Australian Mines has entered an agreement with South Korean energy and telecommunications giant SK Innovation to sell nickel, cobalt and scandium produced at Queensland’s Sconi mine.
SK, which turns over $122bn overall and $35bn in the field of battery manufacturing, will buy all 12,000 tonnes per annum of nickel and cobalt and 60,000 tonnes per annum of nickel sulphate over the next seven years. The agreement also permits an extension of six years should the two parties wish to do so.
At the same time, SK will purchase up to 19.9% of Australian Mines’ shares – around 669mn at a cost of $0.12 each, totalling roughly $80mn.

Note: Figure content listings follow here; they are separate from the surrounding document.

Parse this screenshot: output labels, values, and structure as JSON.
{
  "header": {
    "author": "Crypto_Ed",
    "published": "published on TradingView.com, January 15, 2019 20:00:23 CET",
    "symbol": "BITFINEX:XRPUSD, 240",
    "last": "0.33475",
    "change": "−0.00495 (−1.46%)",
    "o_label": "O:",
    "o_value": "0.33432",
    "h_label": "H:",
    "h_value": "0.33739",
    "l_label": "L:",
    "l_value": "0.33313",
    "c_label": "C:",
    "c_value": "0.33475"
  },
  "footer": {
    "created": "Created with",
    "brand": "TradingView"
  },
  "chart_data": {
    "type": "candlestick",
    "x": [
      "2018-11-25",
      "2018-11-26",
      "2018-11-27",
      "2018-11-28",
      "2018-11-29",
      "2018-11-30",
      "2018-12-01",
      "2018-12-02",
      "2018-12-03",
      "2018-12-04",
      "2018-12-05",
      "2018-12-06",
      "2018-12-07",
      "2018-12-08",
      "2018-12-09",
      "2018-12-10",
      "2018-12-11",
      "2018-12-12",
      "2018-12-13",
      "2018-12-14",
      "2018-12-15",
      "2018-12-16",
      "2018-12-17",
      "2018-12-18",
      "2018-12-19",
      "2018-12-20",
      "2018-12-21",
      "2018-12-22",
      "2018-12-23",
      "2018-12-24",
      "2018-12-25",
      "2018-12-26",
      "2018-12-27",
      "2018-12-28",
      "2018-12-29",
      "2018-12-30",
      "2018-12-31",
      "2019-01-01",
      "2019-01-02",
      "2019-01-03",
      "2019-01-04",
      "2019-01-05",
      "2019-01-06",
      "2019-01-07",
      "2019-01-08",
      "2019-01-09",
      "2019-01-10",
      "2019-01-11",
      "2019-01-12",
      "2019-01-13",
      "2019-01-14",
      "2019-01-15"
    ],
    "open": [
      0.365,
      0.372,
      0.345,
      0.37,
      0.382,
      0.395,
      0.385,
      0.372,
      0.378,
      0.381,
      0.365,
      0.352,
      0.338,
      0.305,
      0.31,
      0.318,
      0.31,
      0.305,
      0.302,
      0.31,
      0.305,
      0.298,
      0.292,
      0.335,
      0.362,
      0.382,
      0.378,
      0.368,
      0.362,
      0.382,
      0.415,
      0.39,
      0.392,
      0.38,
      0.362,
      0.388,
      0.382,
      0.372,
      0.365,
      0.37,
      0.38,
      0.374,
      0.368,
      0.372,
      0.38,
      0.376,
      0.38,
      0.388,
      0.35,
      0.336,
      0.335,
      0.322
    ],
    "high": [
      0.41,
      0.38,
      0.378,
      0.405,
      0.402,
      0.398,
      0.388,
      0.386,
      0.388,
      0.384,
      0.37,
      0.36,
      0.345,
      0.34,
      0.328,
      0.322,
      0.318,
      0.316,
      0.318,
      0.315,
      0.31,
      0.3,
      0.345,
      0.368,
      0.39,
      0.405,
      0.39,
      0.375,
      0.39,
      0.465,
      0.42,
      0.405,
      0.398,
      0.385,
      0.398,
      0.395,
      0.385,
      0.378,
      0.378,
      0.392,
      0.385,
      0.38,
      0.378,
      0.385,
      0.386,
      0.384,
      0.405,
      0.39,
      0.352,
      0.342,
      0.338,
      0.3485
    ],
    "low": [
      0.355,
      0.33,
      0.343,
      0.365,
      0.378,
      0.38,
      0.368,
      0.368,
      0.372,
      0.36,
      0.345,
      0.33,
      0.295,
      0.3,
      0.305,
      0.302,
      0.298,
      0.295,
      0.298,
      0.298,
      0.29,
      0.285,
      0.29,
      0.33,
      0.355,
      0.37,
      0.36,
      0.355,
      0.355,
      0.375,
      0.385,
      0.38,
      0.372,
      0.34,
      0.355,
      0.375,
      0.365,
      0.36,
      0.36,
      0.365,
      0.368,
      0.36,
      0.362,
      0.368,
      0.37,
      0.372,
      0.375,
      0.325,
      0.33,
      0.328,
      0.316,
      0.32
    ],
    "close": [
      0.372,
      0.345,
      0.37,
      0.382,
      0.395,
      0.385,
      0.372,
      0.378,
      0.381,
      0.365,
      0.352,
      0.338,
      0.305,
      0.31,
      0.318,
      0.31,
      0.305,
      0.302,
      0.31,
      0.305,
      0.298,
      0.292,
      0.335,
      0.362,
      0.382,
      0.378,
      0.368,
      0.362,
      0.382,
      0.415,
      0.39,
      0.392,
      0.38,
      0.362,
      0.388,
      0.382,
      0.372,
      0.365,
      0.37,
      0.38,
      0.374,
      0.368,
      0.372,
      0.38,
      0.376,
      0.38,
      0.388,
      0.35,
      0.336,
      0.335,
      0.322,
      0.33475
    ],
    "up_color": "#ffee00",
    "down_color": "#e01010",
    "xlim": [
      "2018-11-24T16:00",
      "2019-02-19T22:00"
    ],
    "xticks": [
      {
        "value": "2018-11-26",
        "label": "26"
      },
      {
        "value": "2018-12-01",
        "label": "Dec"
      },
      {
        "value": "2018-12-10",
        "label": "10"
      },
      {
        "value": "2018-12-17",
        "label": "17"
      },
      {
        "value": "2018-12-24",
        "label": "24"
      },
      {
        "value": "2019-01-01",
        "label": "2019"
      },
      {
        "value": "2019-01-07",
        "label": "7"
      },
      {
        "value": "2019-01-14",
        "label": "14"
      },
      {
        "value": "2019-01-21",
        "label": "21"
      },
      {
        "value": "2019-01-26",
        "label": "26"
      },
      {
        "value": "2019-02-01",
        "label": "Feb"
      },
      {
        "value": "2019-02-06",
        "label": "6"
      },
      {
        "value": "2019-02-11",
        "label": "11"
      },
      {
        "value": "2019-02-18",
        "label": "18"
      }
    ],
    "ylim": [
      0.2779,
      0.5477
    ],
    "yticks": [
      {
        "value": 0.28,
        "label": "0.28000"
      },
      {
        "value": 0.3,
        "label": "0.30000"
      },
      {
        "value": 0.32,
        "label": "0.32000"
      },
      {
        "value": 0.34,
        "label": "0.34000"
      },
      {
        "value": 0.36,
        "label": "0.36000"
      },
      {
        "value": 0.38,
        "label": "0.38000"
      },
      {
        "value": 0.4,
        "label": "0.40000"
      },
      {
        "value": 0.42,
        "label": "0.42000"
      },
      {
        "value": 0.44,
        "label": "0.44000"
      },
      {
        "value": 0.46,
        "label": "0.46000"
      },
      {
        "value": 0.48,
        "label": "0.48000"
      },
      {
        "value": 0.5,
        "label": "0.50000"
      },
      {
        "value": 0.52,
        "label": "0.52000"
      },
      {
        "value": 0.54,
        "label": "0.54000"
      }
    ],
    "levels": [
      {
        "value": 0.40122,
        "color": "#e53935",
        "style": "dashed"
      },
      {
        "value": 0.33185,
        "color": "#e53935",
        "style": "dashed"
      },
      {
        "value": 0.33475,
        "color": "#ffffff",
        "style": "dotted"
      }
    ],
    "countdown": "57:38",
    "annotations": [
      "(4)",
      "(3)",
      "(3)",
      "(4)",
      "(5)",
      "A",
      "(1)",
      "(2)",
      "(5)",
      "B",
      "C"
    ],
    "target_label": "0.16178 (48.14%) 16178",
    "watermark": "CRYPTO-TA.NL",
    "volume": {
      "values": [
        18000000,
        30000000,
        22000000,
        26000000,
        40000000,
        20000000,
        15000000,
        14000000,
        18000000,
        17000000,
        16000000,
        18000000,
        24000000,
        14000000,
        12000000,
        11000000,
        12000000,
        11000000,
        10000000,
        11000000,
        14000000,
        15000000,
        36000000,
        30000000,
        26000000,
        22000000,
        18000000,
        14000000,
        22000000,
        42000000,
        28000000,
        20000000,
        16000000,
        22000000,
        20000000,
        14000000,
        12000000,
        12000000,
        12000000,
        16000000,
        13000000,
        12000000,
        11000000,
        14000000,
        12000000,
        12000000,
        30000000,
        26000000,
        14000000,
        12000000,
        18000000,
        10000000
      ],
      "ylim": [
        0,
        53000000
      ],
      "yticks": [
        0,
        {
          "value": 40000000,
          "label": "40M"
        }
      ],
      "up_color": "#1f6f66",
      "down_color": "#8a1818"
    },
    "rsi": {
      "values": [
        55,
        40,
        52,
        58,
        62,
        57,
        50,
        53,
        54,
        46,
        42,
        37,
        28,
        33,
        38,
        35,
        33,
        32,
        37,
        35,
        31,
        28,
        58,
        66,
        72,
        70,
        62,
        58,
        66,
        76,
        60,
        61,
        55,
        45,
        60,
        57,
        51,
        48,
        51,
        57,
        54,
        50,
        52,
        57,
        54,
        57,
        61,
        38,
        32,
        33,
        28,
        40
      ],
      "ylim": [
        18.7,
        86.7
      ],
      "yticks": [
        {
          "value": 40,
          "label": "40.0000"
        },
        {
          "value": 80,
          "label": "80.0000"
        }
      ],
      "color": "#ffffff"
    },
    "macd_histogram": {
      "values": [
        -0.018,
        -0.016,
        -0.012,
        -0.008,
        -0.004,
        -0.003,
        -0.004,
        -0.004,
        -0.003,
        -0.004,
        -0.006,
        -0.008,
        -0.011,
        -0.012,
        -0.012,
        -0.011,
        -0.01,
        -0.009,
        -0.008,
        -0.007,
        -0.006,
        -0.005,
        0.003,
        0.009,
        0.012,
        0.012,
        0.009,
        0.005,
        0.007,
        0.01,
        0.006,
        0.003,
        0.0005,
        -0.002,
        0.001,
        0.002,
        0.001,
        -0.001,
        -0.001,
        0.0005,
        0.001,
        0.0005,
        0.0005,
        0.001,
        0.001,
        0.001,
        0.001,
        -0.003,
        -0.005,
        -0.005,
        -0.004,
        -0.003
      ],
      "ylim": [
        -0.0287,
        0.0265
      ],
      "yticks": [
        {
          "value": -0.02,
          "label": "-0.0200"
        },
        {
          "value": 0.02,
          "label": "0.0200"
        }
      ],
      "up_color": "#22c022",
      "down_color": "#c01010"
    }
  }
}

“The signing of the agreement with SK Innovation is a landmark occasion for Australian Mines and its shareholders,” said Benjamin Bell, Managing Director of Australian Mines.
“As the only Australian cobalt-nickel-scandium company to have secured an off-take for 100% of its expected cobalt and nickel output, the Company has, once again, demonstrated that the Sconi Project in northern Queensland is the most advanced project of its type in Australia, and that Australian Mines is unequivocally a leader in Australia’s cobalt sector.
The deal is subject to regulatory and shareholder approval, which also includes SK’s own validation of using Sconi-produced cobalt and nickel.
If the agreement is approved, SK will also help Australian Mines in its bankable feasibility study of the Sconi site. This study is looking at the possibility of trebling annual production volumes, and is due for completion in April.
The money raised from the share sale will be used to fund the development of the mine, specifically its initial construction phase.
Sconi is located around 250km west of Townsville, and is well-situated in terms of logistics links and labour.